The small male quickly decided to take a seat and try to relax, but after a few jittery minutes, he quickly got up and started looking around. Dipper trailed around the kitchen, finding a few notes and letters, noting that Bill tended to point his 'i' and 'j's and periods with triangles. He also noted that most -if not all- of the notes were by Bill -and someone by the name of William-, but for someone else. 

_So Bill and William seem to hold most of the power here-_ The brunet started off, shakily grabbing a note by Bill and another by William. _-and it seems that those two listen to each other... but William may be second in charge..._ He noted that William pointed his 'i's 'j's and periods with inverted triangles. _Hmm, maybe I can get myself out of here with these..._

After assessing and memorizing the notes and how they were written, Dipper masterfully placed them back where he found them, even remembering to fold the left corner of one of them. The brunet then decided to look for the papers used with the notes, noting that William's had a light blue tint to it, and the soft scent of a cologne -blueberry perhaps-, and that Bill's were a butter-yellow color and scorched marks edging the paper. 

After a good hour or two of searching, Dipper found a black door leading to a gold-decorated office. _This must be one of that blond maniac's rooms._ Squinting at all the shiny decorations and supplies, he quickly scurried around, finding a few similar stacks of paper, but nothing like what he was searching for. After another hour of searching, the brunet huffed and threw his hands up in the air in defeat. That was, until his eye caught a few stacks of black paper. 

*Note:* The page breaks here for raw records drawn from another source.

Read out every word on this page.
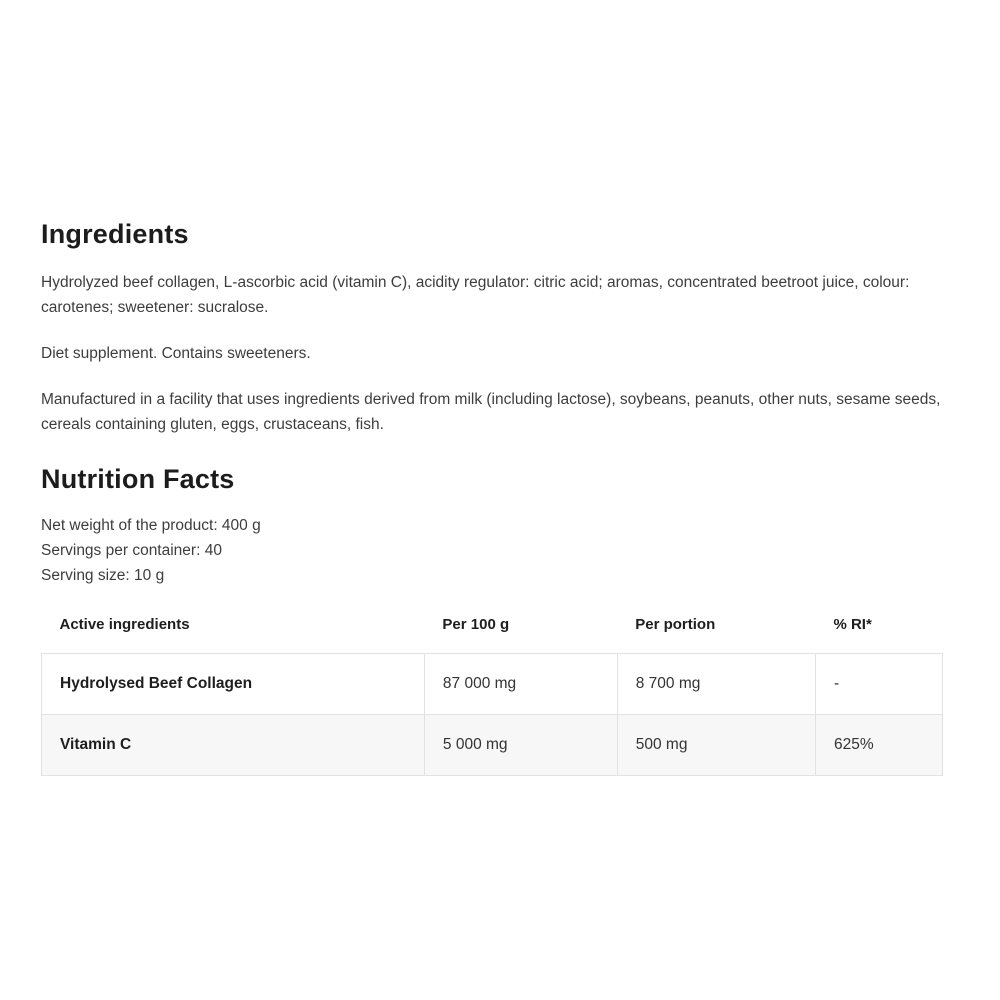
Ingredients

Hydrolyzed beef collagen, L-ascorbic acid (vitamin C), acidity regulator: citric acid; aromas, concentrated beetroot juice, colour: carotenes; sweetener: sucralose.

Diet supplement. Contains sweeteners.

Manufactured in a facility that uses ingredients derived from milk (including lactose), soybeans, peanuts, other nuts, sesame seeds, cereals containing gluten, eggs, crustaceans, fish.

Nutrition Facts

Net weight of the product: 400 g

Servings per container: 40

Serving size: 10 g

Active ingredients	Per 100 g	Per portion	% RI*
Hydrolysed Beef Collagen	87 000 mg	8 700 mg	-
Vitamin C	5 000 mg	500 mg	625%
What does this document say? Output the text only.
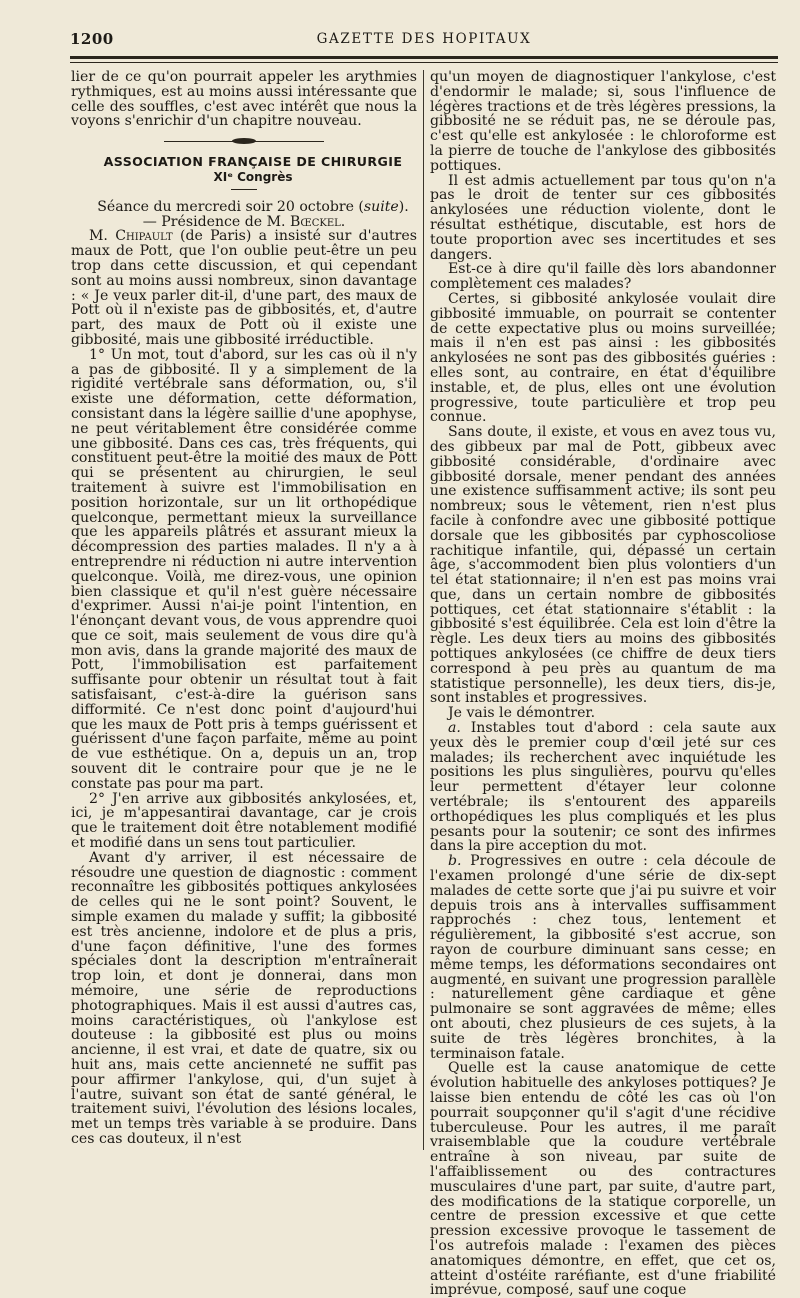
1200	GAZETTE DES HOPITAUX

lier de ce qu'on pourrait appeler les arythmies rythmiques, est au moins aussi intéressante que celle des souffles, c'est avec intérêt que nous la voyons s'enrichir d'un chapitre nouveau.

ASSOCIATION FRANÇAISE DE CHIRURGIE

XIᵉ Congrès

Séance du mercredi soir 20 octobre (suite). — Présidence de M. Bœckel.

M. Chipault (de Paris) a insisté sur d'autres maux de Pott, que l'on oublie peut-être un peu trop dans cette discussion, et qui cependant sont au moins aussi nombreux, sinon davantage : « Je veux parler dit-il, d'une part, des maux de Pott où il n'existe pas de gibbosités, et, d'autre part, des maux de Pott où il existe une gibbosité, mais une gibbosité irréductible.

1° Un mot, tout d'abord, sur les cas où il n'y a pas de gibbosité. Il y a simplement de la rigidité vertébrale sans déformation, ou, s'il existe une déformation, cette déformation, consistant dans la légère saillie d'une apophyse, ne peut véritablement être considérée comme une gibbosité. Dans ces cas, très fréquents, qui constituent peut-être la moitié des maux de Pott qui se présentent au chirurgien, le seul traitement à suivre est l'immobilisation en position horizontale, sur un lit orthopédique quelconque, permettant mieux la surveillance que les appareils plâtrés et assurant mieux la décompression des parties malades. Il n'y a à entreprendre ni réduction ni autre intervention quelconque. Voilà, me direz-vous, une opinion bien classique et qu'il n'est guère nécessaire d'exprimer. Aussi n'ai-je point l'intention, en l'énonçant devant vous, de vous apprendre quoi que ce soit, mais seulement de vous dire qu'à mon avis, dans la grande majorité des maux de Pott, l'immobilisation est parfaitement suffisante pour obtenir un résultat tout à fait satisfaisant, c'est-à-dire la guérison sans difformité. Ce n'est donc point d'aujourd'hui que les maux de Pott pris à temps guérissent et guérissent d'une façon parfaite, même au point de vue esthétique. On a, depuis un an, trop souvent dit le contraire pour que je ne le constate pas pour ma part.

2° J'en arrive aux gibbosités ankylosées, et, ici, je m'appesantirai davantage, car je crois que le traitement doit être notablement modifié et modifié dans un sens tout particulier.

Avant d'y arriver, il est nécessaire de résoudre une question de diagnostic : comment reconnaître les gibbosités pottiques ankylosées de celles qui ne le sont point? Souvent, le simple examen du malade y suffit; la gibbosité est très ancienne, indolore et de plus a pris, d'une façon définitive, l'une des formes spéciales dont la description m'entraînerait trop loin, et dont je donnerai, dans mon mémoire, une série de reproductions photographiques. Mais il est aussi d'autres cas, moins caractéristiques, où l'ankylose est douteuse : la gibbosité est plus ou moins ancienne, il est vrai, et date de quatre, six ou huit ans, mais cette ancienneté ne suffit pas pour affirmer l'ankylose, qui, d'un sujet à l'autre, suivant son état de santé général, le traitement suivi, l'évolution des lésions locales, met un temps très variable à se produire. Dans ces cas douteux, il n'est

qu'un moyen de diagnostiquer l'ankylose, c'est d'endormir le malade; si, sous l'influence de légères tractions et de très légères pressions, la gibbosité ne se réduit pas, ne se déroule pas, c'est qu'elle est ankylosée : le chloroforme est la pierre de touche de l'ankylose des gibbosités pottiques.

Il est admis actuellement par tous qu'on n'a pas le droit de tenter sur ces gibbosités ankylosées une réduction violente, dont le résultat esthétique, discutable, est hors de toute proportion avec ses incertitudes et ses dangers.

Est-ce à dire qu'il faille dès lors abandonner complètement ces malades?

Certes, si gibbosité ankylosée voulait dire gibbosité immuable, on pourrait se contenter de cette expectative plus ou moins surveillée; mais il n'en est pas ainsi : les gibbosités ankylosées ne sont pas des gibbosités guéries : elles sont, au contraire, en état d'équilibre instable, et, de plus, elles ont une évolution progressive, toute particulière et trop peu connue.

Sans doute, il existe, et vous en avez tous vu, des gibbeux par mal de Pott, gibbeux avec gibbosité considérable, d'ordinaire avec gibbosité dorsale, mener pendant des années une existence suffisamment active; ils sont peu nombreux; sous le vêtement, rien n'est plus facile à confondre avec une gibbosité pottique dorsale que les gibbosités par cyphoscoliose rachitique infantile, qui, dépassé un certain âge, s'accommodent bien plus volontiers d'un tel état stationnaire; il n'en est pas moins vrai que, dans un certain nombre de gibbosités pottiques, cet état stationnaire s'établit : la gibbosité s'est équilibrée. Cela est loin d'être la règle. Les deux tiers au moins des gibbosités pottiques ankylosées (ce chiffre de deux tiers correspond à peu près au quantum de ma statistique personnelle), les deux tiers, dis-je, sont instables et progressives.

Je vais le démontrer.

a. Instables tout d'abord : cela saute aux yeux dès le premier coup d'œil jeté sur ces malades; ils recherchent avec inquiétude les positions les plus singulières, pourvu qu'elles leur permettent d'étayer leur colonne vertébrale; ils s'entourent des appareils orthopédiques les plus compliqués et les plus pesants pour la soutenir; ce sont des infirmes dans la pire acception du mot.

b. Progressives en outre : cela découle de l'examen prolongé d'une série de dix-sept malades de cette sorte que j'ai pu suivre et voir depuis trois ans à intervalles suffisamment rapprochés : chez tous, lentement et régulièrement, la gibbosité s'est accrue, son rayon de courbure diminuant sans cesse; en même temps, les déformations secondaires ont augmenté, en suivant une progression parallèle : naturellement gêne cardiaque et gêne pulmonaire se sont aggravées de même; elles ont abouti, chez plusieurs de ces sujets, à la suite de très légères bronchites, à la terminaison fatale.

Quelle est la cause anatomique de cette évolution habituelle des ankyloses pottiques? Je laisse bien entendu de côté les cas où l'on pourrait soupçonner qu'il s'agit d'une récidive tuberculeuse. Pour les autres, il me paraît vraisemblable que la coudure vertébrale entraîne à son niveau, par suite de l'affaiblissement ou des contractures musculaires d'une part, par suite, d'autre part, des modifications de la statique corporelle, un centre de pression excessive et que cette pression excessive provoque le tassement de l'os autrefois malade : l'examen des pièces anatomiques démontre, en effet, que cet os, atteint d'ostéite raréfiante, est d'une friabilité imprévue, composé, sauf une coque
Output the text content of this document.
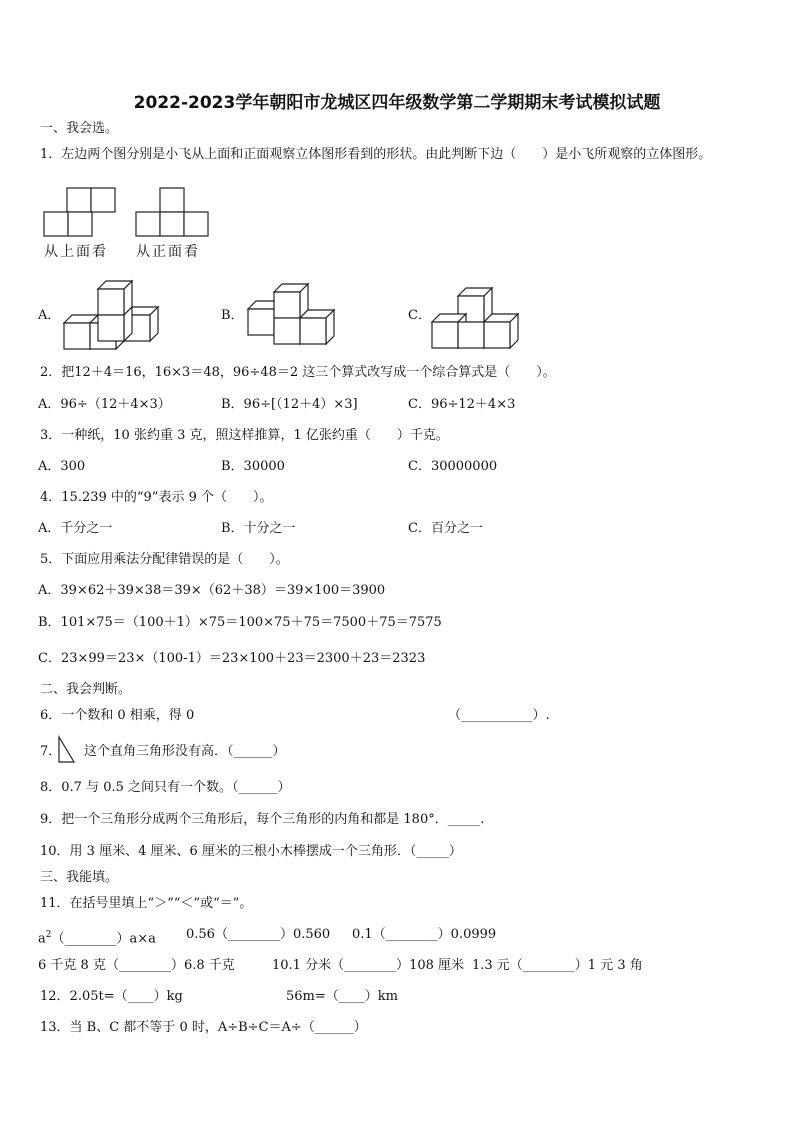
2022-2023学年朝阳市龙城区四年级数学第二学期期末考试模拟试题
一、我会选。
1．左边两个图分别是小飞从上面和正面观察立体图形看到的形状。由此判断下边（　　）是小飞所观察的立体图形。
从上面看 从正面看
A．	B．	C．
2．把12＋4＝16，16×3＝48，96÷48＝2 这三个算式改写成一个综合算式是（　　）。
A．96÷（12＋4×3）	B．96÷[（12＋4）×3]	C．96÷12＋4×3
3．一种纸，10 张约重 3 克，照这样推算，1 亿张约重（　　）千克。
A．300	B．30000	C．30000000
4．15.239 中的“9”表示 9 个（　　）。
A．千分之一	B．十分之一	C．百分之一
5．下面应用乘法分配律错误的是（　　）。
A．39×62＋39×38＝39×（62＋38）＝39×100＝3900
B．101×75＝（100＋1）×75＝100×75＋75＝7500＋75＝7575
C．23×99＝23×（100-1）＝23×100＋23＝2300＋23＝2323
二、我会判断。
6．一个数和 0 相乘，得 0	（___________）.
7． 这个直角三角形没有高．（______）
8．0.7 与 0.5 之间只有一个数。（______）
9．把一个三角形分成两个三角形后，每个三角形的内角和都是 180°．_____.
10．用 3 厘米、4 厘米、6 厘米的三根小木棒摆成一个三角形．（_____）
三、我能填。
11．在括号里填上“＞”“＜”或“＝”。
$a^2(\_\_\_\_\_\_\_\_)a\times a$ 0.56（________）0.560 0.1（________）0.0999
6 千克 8 克（________）6.8 千克	10.1 分米（________）108 厘米 1.3 元（________）1 元 3 角
12．2.05t=（____）kg	56m=（____）km
13．当 B、C 都不等于 0 时，A÷B÷C＝A÷（______）
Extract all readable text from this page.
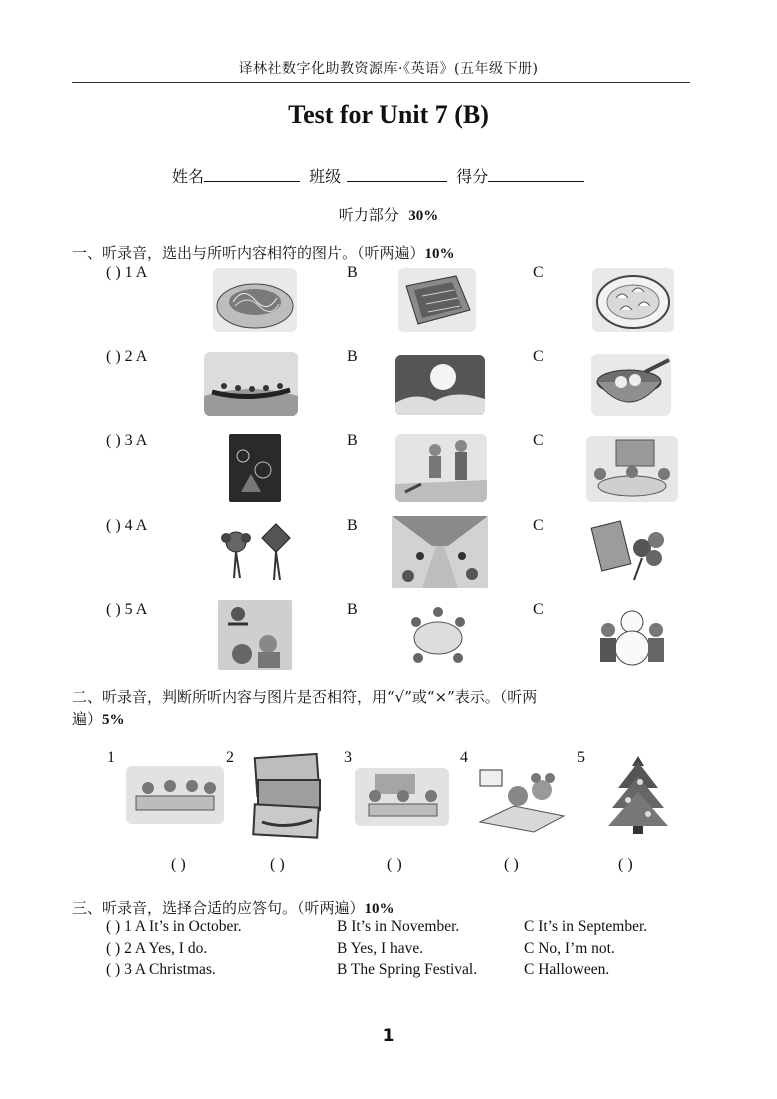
译林社数字化助教资源库·《英语》(五年级下册)
Test for Unit 7 (B)
姓名	班级	得分
听力部分 30%
一、听录音，选出与所听内容相符的图片。（听两遍）10%
( ) 1 A	B	C
( ) 2 A	B	C
( ) 3 A	B	C
( ) 4 A	B	C
( ) 5 A	B	C
二、听录音，判断所听内容与图片是否相符，用“√”或“×”表示。（听两
遍）5%
1	2	3	4	5
( )	( )	( )	( )	( )
三、听录音，选择合适的应答句。（听两遍）10%
( ) 1 A It’s in October.	B It’s in November.	C It’s in September.
( ) 2 A Yes, I do.	B Yes, I have.	C No, I’m not.
( ) 3 A Christmas.	B The Spring Festival.	C Halloween.
1
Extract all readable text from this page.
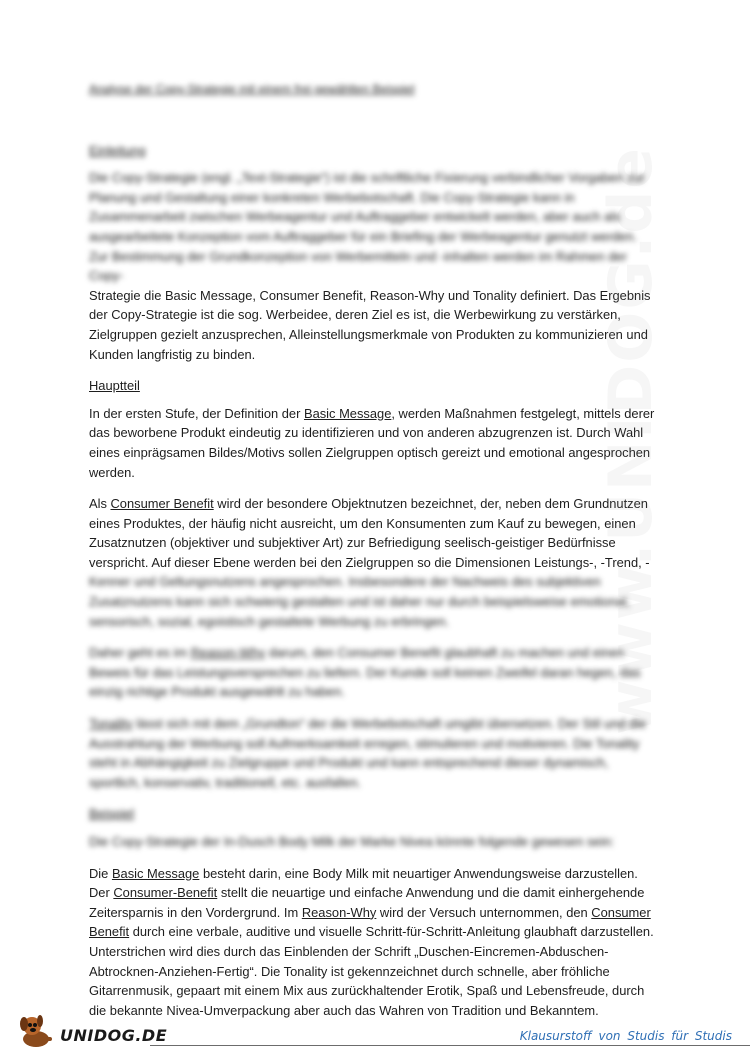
Analyse der Copy-Strategie mit einem frei gewählten Beispiel
Einleitung

Die Copy-Strategie (engl. „Text-Strategie“) ist die schriftliche Fixierung verbindlicher Vorgaben zur Planung und Gestaltung einer konkreten Werbebotschaft. Die Copy-Strategie kann in Zusammenarbeit zwischen Werbeagentur und Auftraggeber entwickelt werden, aber auch als ausgearbeitete Konzeption vom Auftraggeber für ein Briefing der Werbeagentur genutzt werden. Zur Bestimmung der Grundkonzeption von Werbemitteln und -inhalten werden im Rahmen der Copy-
Strategie die Basic Message, Consumer Benefit, Reason-Why und Tonality definiert. Das Ergebnis der Copy-Strategie ist die sog. Werbeidee, deren Ziel es ist, die Werbewirkung zu verstärken, Zielgruppen gezielt anzusprechen, Alleinstellungsmerkmale von Produkten zu kommunizieren und Kunden langfristig zu binden.

Hauptteil

In der ersten Stufe, der Definition der Basic Message, werden Maßnahmen festgelegt, mittels derer das beworbene Produkt eindeutig zu identifizieren und von anderen abzugrenzen ist. Durch Wahl eines einprägsamen Bildes/Motivs sollen Zielgruppen optisch gereizt und emotional angesprochen werden.

Als Consumer Benefit wird der besondere Objektnutzen bezeichnet, der, neben dem Grundnutzen eines Produktes, der häufig nicht ausreicht, um den Konsumenten zum Kauf zu bewegen, einen Zusatznutzen (objektiver und subjektiver Art) zur Befriedigung seelisch-geistiger Bedürfnisse verspricht. Auf dieser Ebene werden bei den Zielgruppen so die Dimensionen Leistungs-, -Trend, -
Kenner und Geltungsnutzens angesprochen. Insbesondere der Nachweis des subjektiven Zusatznutzens kann sich schwierig gestalten und ist daher nur durch beispielsweise emotional, sensorisch, sozial, egoistisch gestaltete Werbung zu erbringen.

Daher geht es im Reason-Why darum, den Consumer Benefit glaubhaft zu machen und einen Beweis für das Leistungsversprechen zu liefern. Der Kunde soll keinen Zweifel daran hegen, das einzig richtige Produkt ausgewählt zu haben.

Tonality lässt sich mit dem „Grundton“ der die Werbebotschaft umgibt übersetzen. Der Stil und die Ausstrahlung der Werbung soll Aufmerksamkeit erregen, stimulieren und motivieren. Die Tonality steht in Abhängigkeit zu Zielgruppe und Produkt und kann entsprechend dieser dynamisch, sportlich, konservativ, traditionell, etc. ausfallen.

Beispiel

Die Copy-Strategie der In-Dusch Body Milk der Marke Nivea könnte folgende gewesen sein:

Die Basic Message besteht darin, eine Body Milk mit neuartiger Anwendungsweise darzustellen. Der Consumer-Benefit stellt die neuartige und einfache Anwendung und die damit einhergehende Zeitersparnis in den Vordergrund. Im Reason-Why wird der Versuch unternommen, den Consumer Benefit durch eine verbale, auditive und visuelle Schritt-für-Schritt-Anleitung glaubhaft darzustellen. Unterstrichen wird dies durch das Einblenden der Schrift „Duschen-Eincremen-Abduschen-Abtrocknen-Anziehen-Fertig“. Die Tonality ist gekennzeichnet durch schnelle, aber fröhliche Gitarrenmusik, gepaart mit einem Mix aus zurückhaltender Erotik, Spaß und Lebensfreude, durch die bekannte Nivea-Umverpackung aber auch das Wahren von Tradition und Bekanntem.

www.UNIDOG.de
UNIDOG.DE	Klausurstoff von Studis für Studis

Dipper slowly neared it, and sighed in joy when he noted that the front and back was the same yellow he was searching for. He grabbed three sheets before rushing out of the room, closing the door swiftly, and running towards the room he awoke in. He shoved the papers in between his folded vest and shirt just as he heard the front door open. 

_I did it._ Dipper almost cried in joy when he realized what he did. _Mason, you brilliant idiot!_ Before he could rejoice his personal victory, he remembered that he still had a lot left to do, and that someone was in the house with him -most likely someone who Bill's 'babies' knew and didn't consider a threat. 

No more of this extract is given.